ÖZET

Danıştay Vergi Dava Daireleri Kurulu, E.2020/9, K. 2020/2 sayılı Kararında "vergi inceleme raporunun ve/veya vergi tekniği raporunun ihbarname ekinde tebliğ edilmemesinin esasa etkili bir şekil hatası oluşturmadığı ve hakkaniyete uygun yargılanma hakkını ihlal etmediği” yönünde karar verdi.
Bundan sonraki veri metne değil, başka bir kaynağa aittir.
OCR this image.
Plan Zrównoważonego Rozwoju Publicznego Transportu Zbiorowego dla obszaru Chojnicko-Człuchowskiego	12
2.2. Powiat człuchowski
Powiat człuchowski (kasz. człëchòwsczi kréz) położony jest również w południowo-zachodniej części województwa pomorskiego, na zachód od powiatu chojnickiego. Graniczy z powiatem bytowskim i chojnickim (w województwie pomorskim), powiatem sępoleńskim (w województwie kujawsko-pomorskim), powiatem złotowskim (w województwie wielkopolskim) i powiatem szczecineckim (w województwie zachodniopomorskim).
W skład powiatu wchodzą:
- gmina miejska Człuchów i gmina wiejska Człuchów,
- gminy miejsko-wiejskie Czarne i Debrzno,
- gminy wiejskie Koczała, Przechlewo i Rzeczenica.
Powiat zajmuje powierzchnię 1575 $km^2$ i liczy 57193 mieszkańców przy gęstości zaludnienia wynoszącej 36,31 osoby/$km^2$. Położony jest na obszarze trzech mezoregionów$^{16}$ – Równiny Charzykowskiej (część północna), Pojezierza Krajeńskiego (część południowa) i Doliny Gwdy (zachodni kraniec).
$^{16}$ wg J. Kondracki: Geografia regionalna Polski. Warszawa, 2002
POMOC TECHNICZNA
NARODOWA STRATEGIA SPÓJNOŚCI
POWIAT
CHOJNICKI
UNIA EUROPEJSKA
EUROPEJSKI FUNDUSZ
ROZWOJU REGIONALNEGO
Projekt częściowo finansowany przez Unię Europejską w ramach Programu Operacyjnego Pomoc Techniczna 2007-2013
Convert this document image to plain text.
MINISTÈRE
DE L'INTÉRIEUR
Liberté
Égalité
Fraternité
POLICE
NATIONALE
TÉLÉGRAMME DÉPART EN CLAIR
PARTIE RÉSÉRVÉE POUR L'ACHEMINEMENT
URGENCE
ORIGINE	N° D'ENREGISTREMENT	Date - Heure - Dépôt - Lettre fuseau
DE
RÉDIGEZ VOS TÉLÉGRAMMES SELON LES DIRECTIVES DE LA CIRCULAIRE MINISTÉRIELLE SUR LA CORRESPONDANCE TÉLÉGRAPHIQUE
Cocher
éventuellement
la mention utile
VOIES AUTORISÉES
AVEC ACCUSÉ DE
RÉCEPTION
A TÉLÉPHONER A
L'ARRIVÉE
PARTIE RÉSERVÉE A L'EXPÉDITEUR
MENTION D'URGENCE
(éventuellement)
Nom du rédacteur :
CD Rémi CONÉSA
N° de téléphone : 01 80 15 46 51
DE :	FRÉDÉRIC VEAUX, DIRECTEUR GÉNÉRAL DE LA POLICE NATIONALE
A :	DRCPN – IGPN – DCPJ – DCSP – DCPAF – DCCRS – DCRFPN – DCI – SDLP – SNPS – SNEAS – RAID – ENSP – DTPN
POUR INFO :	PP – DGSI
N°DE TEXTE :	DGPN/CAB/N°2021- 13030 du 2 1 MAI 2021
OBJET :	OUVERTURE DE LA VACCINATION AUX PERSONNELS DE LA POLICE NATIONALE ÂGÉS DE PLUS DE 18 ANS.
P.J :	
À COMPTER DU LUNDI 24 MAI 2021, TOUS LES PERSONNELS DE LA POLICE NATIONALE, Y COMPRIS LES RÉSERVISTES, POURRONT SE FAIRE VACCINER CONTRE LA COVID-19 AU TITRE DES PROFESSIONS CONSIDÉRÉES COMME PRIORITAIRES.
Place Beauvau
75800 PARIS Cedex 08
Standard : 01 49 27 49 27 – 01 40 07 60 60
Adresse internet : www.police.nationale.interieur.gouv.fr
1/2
Oyçokluğuyla alınan Kararda, tarhiyatın dayanağı olan raporun ihbarname ekinde davacıya tebliğ edilmediği ya da dava dosyasına sunulmadığının saptandığı hallerde 2577 sayılı Kanun'un 20. maddesinin (1) numaralı fıkrasında yer alan kural ve resen araştırm a ilkesi uyarınca yargı mercii tarafından ara kararıyla istenilmesinin mümkün olduğu, ancak idarenin dayanak raporu dava dosyasına da sunmaması halinde ise sebep unsurunun ortaya konulamamış olması nedeniyle tarh işleminin iptali yönünde karar verileceğinde kuşku bulunmadığı belirtildi.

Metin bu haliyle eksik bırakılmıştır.